DAY 18: Approaches to avoid audio dropouts

On day 18 timestamp 20:15 [url=https://hero.handmade.network/episode/code/day018], Casey mentions 4 approaches to help prevent audio dropouts. I couldn't understand those approaches properly, I'll mention what I have understood from the video:

1) Enforcing a frame rate: This means that we write code in such a way that we always finish the computation for the next frame within our target frame rate. Thus audio buffer will always contain some "meaningful" sound for a specific frame.

2) Overwrite next frame: Assuming that our target frame rate is 30fps we'll need to output 0.033 seconds worth of audio within 0.033 seconds. In this approach, if we are currently displaying frame A (i.e we are currently computing frame A + 1), then we'll write audio buffer with samples for frame A+1 and A+2 i.e we'll write 0.066 seconds worth of audio per frame.(How can we write audio samples for frame A+2 without knowing events that occur in frame A+1?)

3)Frame of lag: From what I understood, this is same as method (2)

4)Guard thread: A thread will run concurrently, if the thread sees that enough time is left to compute audio samples for frame A+1 then the thread will do nothing, else it will fill the audio buffer with samples for frame A+1(What will it fill in the audio buffer for frame A+1?Is it a copy of the samples in audio buffer for frame A?)

Can someone explain me these approaches and correct me if I am wrong.
Sorry if this is a really simple question with an obvious answer.


Edited by Karan Joisher on
If you are at frame A (frame A is on the screen and sound for frame A is playing), you are computing frame B and sound for frame B.

In option 1: You output exactly 1 frame (16.6 ms) worth of audio each frame. If frame A has 16.6 ms worth of audio, the computation for frame B need to be less or equal than 16.6 ms otherwise there will be a gap in the sound buffer.
1
gap = length_of_computations_for_frame_B - 16.6

The problem here is that the frame time always slightly changes, even with vsync on. So you generally need to add more samples than exactly one frame.

In option 2: You write more than a frame (lets say 2 frames) worth of audio so that if you miss your target frame rate there will be no gap. If your computation take less then a frame, the next frame will also write 2 frames but will overwrite the last frame that was outputted. The overwrite reduces the audio latency.
1
2
3
4
5
6
7
During frame A we output for B and C.
B hit the framerate, so it output for C and D. C is overwritten.
C miss the framerate, so it can't overwrite D because D started playing. It will only output E.
 [B][C][D][E]
A -  -
B    -  -
C          - 

This solution is not always possible. In direct sound I believe you can overwrite the sound buffer, but in WASAPI you can't.
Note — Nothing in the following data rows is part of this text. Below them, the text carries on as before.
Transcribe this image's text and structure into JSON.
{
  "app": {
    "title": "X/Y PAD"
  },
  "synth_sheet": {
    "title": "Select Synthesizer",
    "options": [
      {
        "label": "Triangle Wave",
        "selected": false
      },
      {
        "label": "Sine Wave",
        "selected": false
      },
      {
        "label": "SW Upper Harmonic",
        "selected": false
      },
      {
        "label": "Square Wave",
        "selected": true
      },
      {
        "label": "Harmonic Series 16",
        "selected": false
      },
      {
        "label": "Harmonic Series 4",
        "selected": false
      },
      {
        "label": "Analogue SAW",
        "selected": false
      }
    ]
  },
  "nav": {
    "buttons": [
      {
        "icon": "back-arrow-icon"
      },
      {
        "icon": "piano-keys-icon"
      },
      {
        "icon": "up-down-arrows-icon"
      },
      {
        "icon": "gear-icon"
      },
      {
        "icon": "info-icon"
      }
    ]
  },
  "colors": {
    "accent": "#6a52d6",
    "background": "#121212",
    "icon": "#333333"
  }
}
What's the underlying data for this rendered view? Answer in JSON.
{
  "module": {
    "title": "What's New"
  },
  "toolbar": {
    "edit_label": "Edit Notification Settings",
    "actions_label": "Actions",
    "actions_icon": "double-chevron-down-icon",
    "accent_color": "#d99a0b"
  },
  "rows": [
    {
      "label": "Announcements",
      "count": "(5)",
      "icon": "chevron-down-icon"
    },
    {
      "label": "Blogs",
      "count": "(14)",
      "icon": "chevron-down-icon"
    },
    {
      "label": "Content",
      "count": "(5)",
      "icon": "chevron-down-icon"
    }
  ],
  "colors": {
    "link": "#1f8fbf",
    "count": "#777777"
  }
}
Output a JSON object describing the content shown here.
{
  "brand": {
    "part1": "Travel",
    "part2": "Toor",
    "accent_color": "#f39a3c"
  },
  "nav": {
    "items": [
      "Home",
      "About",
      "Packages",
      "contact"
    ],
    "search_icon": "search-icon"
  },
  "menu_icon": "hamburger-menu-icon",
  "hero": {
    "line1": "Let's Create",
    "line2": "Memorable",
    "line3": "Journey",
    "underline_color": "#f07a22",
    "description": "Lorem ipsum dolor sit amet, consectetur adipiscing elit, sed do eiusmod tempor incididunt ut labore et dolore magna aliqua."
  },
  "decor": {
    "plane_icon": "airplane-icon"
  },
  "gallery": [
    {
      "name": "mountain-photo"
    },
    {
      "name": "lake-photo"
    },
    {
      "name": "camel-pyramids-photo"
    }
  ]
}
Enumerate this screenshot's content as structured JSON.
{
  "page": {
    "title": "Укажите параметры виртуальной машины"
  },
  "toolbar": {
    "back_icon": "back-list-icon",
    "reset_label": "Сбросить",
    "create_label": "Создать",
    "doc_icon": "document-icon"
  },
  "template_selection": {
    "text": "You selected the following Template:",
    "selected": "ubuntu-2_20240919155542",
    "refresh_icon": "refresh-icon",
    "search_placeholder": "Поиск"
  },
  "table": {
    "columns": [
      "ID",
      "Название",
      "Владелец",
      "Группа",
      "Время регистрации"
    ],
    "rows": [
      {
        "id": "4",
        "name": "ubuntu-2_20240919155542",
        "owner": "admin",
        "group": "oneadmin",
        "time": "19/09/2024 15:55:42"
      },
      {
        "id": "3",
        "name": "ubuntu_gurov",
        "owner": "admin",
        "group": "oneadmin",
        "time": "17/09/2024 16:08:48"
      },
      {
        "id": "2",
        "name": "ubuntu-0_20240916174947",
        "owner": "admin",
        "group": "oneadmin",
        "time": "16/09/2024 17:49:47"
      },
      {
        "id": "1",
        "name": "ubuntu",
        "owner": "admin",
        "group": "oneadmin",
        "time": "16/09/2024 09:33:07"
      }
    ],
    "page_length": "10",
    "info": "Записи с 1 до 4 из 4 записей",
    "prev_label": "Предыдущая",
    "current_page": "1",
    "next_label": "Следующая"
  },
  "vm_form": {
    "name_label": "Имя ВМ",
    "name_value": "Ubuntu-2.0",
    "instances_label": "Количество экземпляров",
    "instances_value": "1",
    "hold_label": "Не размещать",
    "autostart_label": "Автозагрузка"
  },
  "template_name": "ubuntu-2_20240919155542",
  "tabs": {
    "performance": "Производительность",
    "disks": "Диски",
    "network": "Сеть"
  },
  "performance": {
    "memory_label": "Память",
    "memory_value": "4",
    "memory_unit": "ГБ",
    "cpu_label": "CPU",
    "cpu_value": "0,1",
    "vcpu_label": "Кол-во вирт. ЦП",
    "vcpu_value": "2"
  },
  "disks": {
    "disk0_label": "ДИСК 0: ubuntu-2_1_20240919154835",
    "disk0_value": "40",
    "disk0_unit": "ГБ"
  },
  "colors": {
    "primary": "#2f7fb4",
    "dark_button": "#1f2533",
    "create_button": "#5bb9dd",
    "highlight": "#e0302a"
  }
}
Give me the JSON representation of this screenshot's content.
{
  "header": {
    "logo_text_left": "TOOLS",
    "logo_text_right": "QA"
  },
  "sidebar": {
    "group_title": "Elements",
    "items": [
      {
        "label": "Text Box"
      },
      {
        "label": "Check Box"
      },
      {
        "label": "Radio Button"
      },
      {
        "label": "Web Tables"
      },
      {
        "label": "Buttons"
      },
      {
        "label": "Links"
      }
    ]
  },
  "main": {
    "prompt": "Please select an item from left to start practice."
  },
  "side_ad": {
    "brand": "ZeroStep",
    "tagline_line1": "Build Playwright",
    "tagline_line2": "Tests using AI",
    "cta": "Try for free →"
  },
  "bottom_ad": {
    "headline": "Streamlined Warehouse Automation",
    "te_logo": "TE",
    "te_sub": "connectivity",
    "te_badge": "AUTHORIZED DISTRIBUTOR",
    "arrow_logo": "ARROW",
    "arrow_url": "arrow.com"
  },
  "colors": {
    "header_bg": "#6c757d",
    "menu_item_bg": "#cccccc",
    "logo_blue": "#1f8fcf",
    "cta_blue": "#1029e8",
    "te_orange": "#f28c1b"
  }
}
In option 3: You always output one frame ahead. While playing frame A you output frame C, during frame B you output D... The first frame needs to fill 2 frame worth of audio. There is always one frame of latency.

In option 4: The audio processing is separated from the image processing. You fill the audio buffer with an amount of audio (could be less than a frame). When the buffer as been played, you fill it with the next values. This can be totally decoupled from the frame rate, you could for example update your audio 100 times a second. This solution has less latency. Remember that when playing a sound it will take more then a frame to be played so you "know" what to put next in the buffer.
Thank you for the great explanation :)
I have one more doubt.

In option 2 considering your example, suppose a user provides some input that should create a explosion.
 1
 2
 3
 4
 5
 6
 7
 8
 9
10
-> [Frame B is on screen and frame C being computed]
   Input provided on frame B
-> [Frame C is on screen and Frame D is being computed]
   Input processed during frame C and image of explosion for frame D is created. C misses frame rate 
   so now the audio for explosion is written for frame E.
-> [Frame D is on screen and Frame E is being computed]
   Frame D with explosion image is being displayed(Ideally explosion audio should have been played 
   here)
-> [Frame E is on screen and Frame F is being computed]
   Frame E is being displayed and explosion audio is played here.

So the audio that ideally should have been played with image on frame D is now being played with image on Frame E causing a mismatch of audio and image.So my questions are:

Is the above made up scenario wrong? If frame C missed the frame rate would the image that should have been on Frame D be shifted on the timeline to be displayed on Frame E? Or the above scenario can actually happen and it would be perceived as 1 frame of audio lag?
Yes, this situation can happen and you will get one frame of lag for audio. Some games do this.
That's why some of sound API's are better (where you can get more direct access to buffer for overwriting data), and some API's worse.
In addition to what mmozeiko said: I may be wrong about this but if you have vsync on and miss the frame rate, the last frame is displayed twice. So in our case, C would be displayed twice, the D image would be displayed with E sound and they would be synchronized (the E image would become F).